Wenn ein Mercedes auf einen Camino trifft, kommt ein „Carmino“ heraus, freut sich Autobauer Klaus Goergen.
Wenn ein Mercedes auf einen Camino trifft, kommt ein „Carmino“ heraus, freut sich Autobauer Klaus Goergen.

Als Basis für seinen Camper entschied sich der Karosseriebauer für einen legendären Isuzu TX aus dem Jahr 1960 („Ban Tuk“), der eine neue Ehe mit der Frontpartie eines Isuzu Highlander und den Seitenrahmen des neuen Toyota Hilux Revo eingehen sollte. Viele Stunden verbrachte er erneut an der Abkantbank im befreundeten Korat Steel Center, das ihm bereits bei vielen seiner vorausgegangenen Projekte unterstützt hatte. „Ich wollte keine Schrauben oder Nieten, die von außen sichtbar sind. Jedes Einzelteil wurde daher mühsam vor der Montage in Hochglanz weiß gewrappt, da die Lackiermöglichkeiten für solch einen Koloss in Thailand einfach sehr dünn gesät sind. Denn beim La­ckieren von verzinktem Blech, scheitert so manch ein thailändischer Lackierer“, fachsimpelt der Konstrukteur. Er verpasste dem Oldie eine praktische Flip­front, die Arbeiten am Motor zum Vergnügen macht sowie praktische Selbstmördertüren, die nicht vorne, sondern hinten angeschlagen sind und wegen des größeren Platzangebots ein bequemeres Ein- und Aussteigen ermöglichen. „Perfekt abgedichtete und stabile Türen für den TX gab es quasi nicht, da die Thais den LKW auf einer Holzbank sitzend ohne Türen lenken. Das war alles eine ganze Menge Arbeit, vor allem, wenn man bedenkt, dass man Fahrerhäuser an jeder Ecke kaufen kann. Doch das klassische Design dieses Thai-Urgesteins fernab der Neidgrenze ist einfach unschlagbar!“, freut sich Goergen.

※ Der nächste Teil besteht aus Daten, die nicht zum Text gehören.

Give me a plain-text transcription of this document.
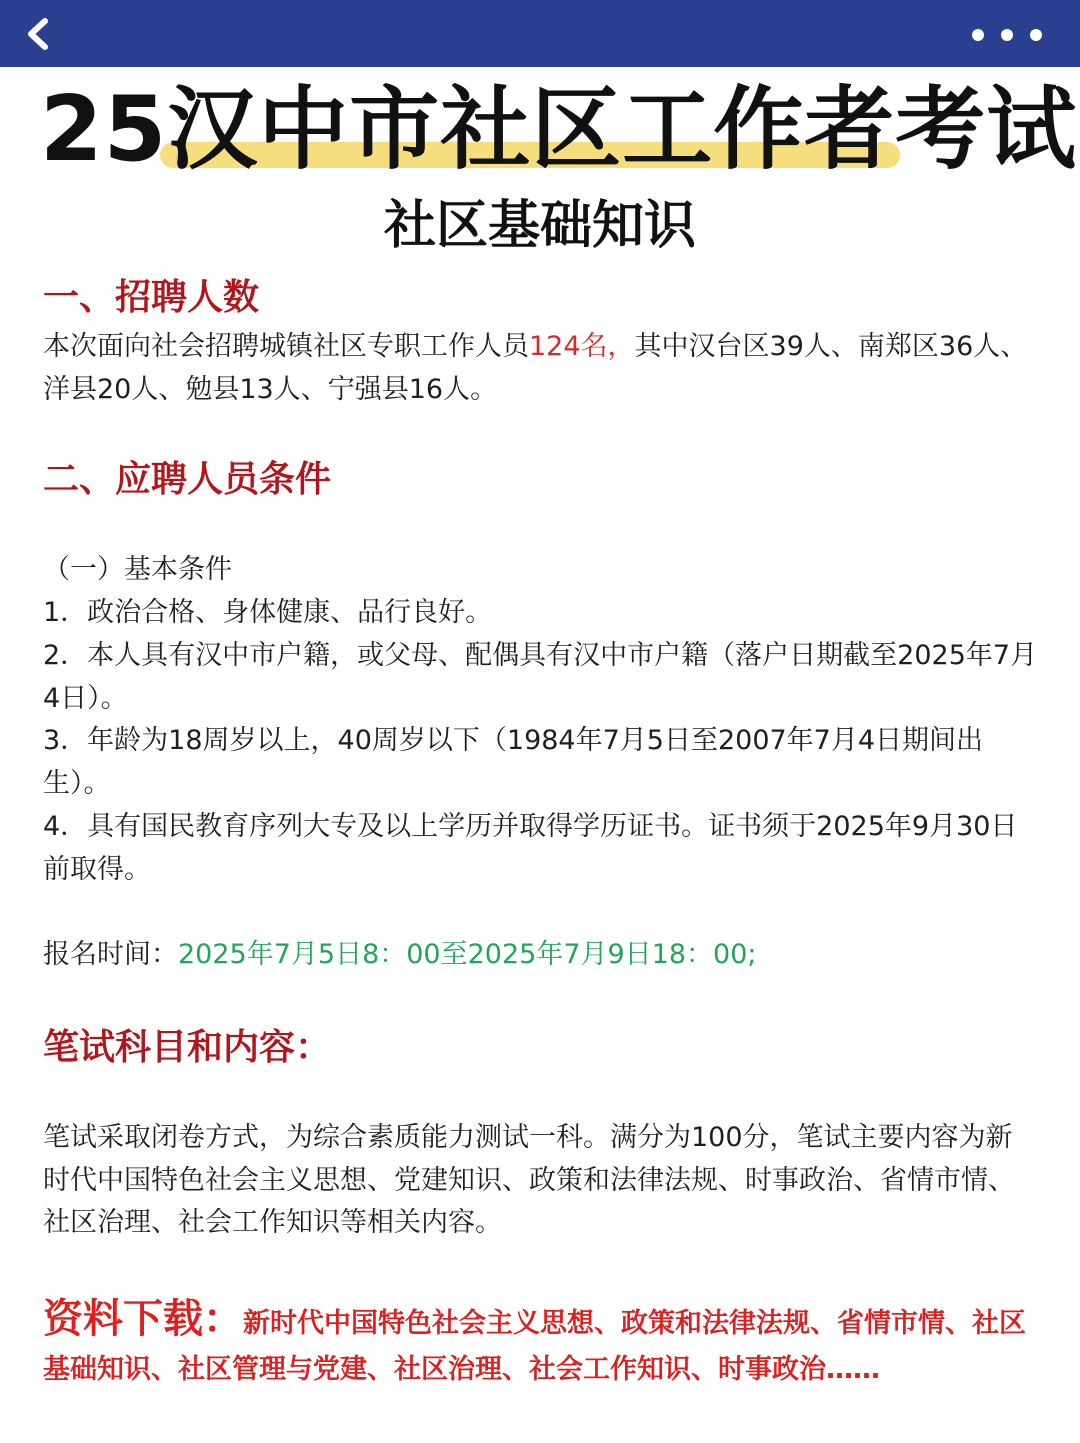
25汉中市社区工作者考试
社区基础知识
一、招聘人数
本次面向社会招聘城镇社区专职工作人员124名，其中汉台区39人、南郑区36人、洋县20人、勉县13人、宁强县16人。
二、应聘人员条件
（一）基本条件
1．政治合格、身体健康、品行良好。
2．本人具有汉中市户籍，或父母、配偶具有汉中市户籍（落户日期截至2025年7月4日）。
3．年龄为18周岁以上，40周岁以下（1984年7月5日至2007年7月4日期间出生）。
4．具有国民教育序列大专及以上学历并取得学历证书。证书须于2025年9月30日前取得。
报名时间：2025年7月5日8：00至2025年7月9日18：00;
笔试科目和内容：
笔试采取闭卷方式，为综合素质能力测试一科。满分为100分，笔试主要内容为新时代中国特色社会主义思想、党建知识、政策和法律法规、时事政治、省情市情、社区治理、社会工作知识等相关内容。
资料下载：新时代中国特色社会主义思想、政策和法律法规、省情市情、社区基础知识、社区管理与党建、社区治理、社会工作知识、时事政治……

Die praktische Flipfront des Oldies erleichtert Reparaturen am Motor ungemein.
Die praktische Flipfront des Oldies erleichtert Reparaturen am Motor ungemein.

Derzeit ist er noch mit dem Innenausbau beschäftigt. Doch nicht etwa in „Eiche rustikal“, sondern Hochglanzweiß, mit vielen Rundungen, einem Acht-Meter-Dachhimmel, 10 Meter indirekter LED-Beleuchtung und vielen weiteren Raffinessen. Ein Induktionskochfeld macht schwere Gasflaschen überflüssig, um Gewicht für das Badezimmer zu sparen, das mit komfortablen Keramikarmaturen ausgestattet ist. „Eben bewährte europäische Hausinstallation mit Unterverteilung, nur auf vier Rädern“, schwärmt der Wohnmobilbauer. „Man kann als Farang in Thailand zwar ein Auto besitzen, aber kein Grundstück oder Haus“, bringt Goergen die Vorteile seines mobilen Eigenheims abschließend zufrieden auf den Punkt.